#4 Tiempos
El remake de Elm Street es peor de lo que imaginaba | Columna de Guille Carregha
Criticaciones
Este año, por alguna razón, decidí que estaría divertido ver toda la saga de A Nightmare On Elm Street. Principalmente para poder decir que ya la vi, pero también porque la idea de una especie de demonio asesino serial que solo te puede atacar en los sueños es algo que tiene un montón de potencial. Sin embargo, incluso antes de empezar a ver la primera película de la serie, la original de 1984, siempre supe que el viaje terminaría con el remake de la misma de 2010.
De entrada, no me emocionaba en absoluto debido a la cantidad inhumana de críticas que leí sobre ella desde su estreno.
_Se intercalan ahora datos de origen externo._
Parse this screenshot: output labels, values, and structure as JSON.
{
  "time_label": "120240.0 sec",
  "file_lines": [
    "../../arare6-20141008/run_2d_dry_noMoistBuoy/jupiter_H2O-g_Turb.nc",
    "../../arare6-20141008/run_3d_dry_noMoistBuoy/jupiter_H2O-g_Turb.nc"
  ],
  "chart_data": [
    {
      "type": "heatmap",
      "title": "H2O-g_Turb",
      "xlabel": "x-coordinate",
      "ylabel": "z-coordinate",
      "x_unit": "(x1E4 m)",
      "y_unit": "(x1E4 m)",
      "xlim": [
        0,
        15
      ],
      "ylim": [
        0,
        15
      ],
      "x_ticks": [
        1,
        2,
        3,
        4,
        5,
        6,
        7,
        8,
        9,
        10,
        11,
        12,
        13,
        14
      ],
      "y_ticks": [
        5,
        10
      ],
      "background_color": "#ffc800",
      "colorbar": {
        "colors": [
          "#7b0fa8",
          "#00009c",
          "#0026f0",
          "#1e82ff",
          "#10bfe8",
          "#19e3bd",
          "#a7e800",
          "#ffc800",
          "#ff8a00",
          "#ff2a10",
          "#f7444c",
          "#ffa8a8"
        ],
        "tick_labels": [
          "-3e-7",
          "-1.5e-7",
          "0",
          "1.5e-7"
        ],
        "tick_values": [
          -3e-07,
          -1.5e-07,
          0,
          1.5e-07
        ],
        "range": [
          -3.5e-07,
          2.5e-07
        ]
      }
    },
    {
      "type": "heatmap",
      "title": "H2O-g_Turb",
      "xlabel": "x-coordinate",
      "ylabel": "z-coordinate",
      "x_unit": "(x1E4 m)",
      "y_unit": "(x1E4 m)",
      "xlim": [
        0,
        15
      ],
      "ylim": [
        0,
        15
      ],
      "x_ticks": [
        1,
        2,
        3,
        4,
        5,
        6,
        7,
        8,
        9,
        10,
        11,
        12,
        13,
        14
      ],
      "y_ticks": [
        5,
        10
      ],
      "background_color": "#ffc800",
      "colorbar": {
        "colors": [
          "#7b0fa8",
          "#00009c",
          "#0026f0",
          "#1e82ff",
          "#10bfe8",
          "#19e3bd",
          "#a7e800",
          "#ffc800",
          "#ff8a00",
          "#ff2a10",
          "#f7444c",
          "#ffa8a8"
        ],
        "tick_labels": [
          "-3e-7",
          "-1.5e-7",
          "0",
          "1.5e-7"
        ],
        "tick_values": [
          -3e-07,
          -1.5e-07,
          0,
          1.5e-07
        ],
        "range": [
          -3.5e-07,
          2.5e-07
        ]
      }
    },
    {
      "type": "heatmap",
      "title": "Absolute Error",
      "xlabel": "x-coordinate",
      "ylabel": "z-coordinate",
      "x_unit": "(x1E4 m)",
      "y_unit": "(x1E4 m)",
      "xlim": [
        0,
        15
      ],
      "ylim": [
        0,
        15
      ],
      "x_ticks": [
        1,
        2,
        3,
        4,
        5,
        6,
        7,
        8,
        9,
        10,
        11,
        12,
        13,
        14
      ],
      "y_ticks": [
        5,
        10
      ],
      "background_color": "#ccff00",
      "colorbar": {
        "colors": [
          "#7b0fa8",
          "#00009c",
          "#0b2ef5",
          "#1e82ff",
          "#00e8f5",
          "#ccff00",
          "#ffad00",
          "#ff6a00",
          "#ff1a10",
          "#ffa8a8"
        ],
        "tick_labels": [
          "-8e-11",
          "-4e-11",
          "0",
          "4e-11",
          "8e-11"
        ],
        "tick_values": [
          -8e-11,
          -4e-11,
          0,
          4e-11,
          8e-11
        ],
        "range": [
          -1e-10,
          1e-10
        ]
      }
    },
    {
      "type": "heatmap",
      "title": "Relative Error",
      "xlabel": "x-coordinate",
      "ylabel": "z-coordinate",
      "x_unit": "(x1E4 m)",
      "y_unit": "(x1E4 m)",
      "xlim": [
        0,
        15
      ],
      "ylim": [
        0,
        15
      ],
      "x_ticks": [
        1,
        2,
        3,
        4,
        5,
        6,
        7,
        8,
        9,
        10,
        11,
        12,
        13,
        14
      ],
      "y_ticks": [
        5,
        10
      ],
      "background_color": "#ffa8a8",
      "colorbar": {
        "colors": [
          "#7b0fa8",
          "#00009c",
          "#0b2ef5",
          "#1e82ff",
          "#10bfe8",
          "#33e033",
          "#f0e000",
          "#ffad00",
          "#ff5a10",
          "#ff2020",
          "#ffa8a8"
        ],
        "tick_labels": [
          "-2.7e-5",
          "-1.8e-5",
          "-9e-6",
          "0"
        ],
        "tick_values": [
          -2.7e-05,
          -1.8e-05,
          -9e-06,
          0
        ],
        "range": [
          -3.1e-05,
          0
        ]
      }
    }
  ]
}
Pero, por otra parte, tenía la esperanza de que, quizá, solo quizá, estuviera así, nada más como OK, siendo un esfuerzo cutre de personas que no estaban muy seguras de que hacían, pero que a fin de cuentas nos regalaban algo entretenido.
Sí… no.
Esta película hace todo mal, sin esfuerzo alguno, como si hubieran decidido hacer la versión más de huevísima y sin alma de Freddy Krueger con la única intención de hacernos perder el tiempo (y ganar dinero en taquilla simplemente gracias al reconocimiento de marca). Porque una cosa es hacer una versión actualizada y al menos intentar algo nuevo, y otra cosa es este intento tan desganado que parece diseñado para desencantar hasta al fan menos leas de la franquicia. Así que, si alguna vez se han preguntado cómo es ver destrozada la esencia de un personaje icónico, pónganse cómodos. Vamos a analizar esta “joyita” de remake.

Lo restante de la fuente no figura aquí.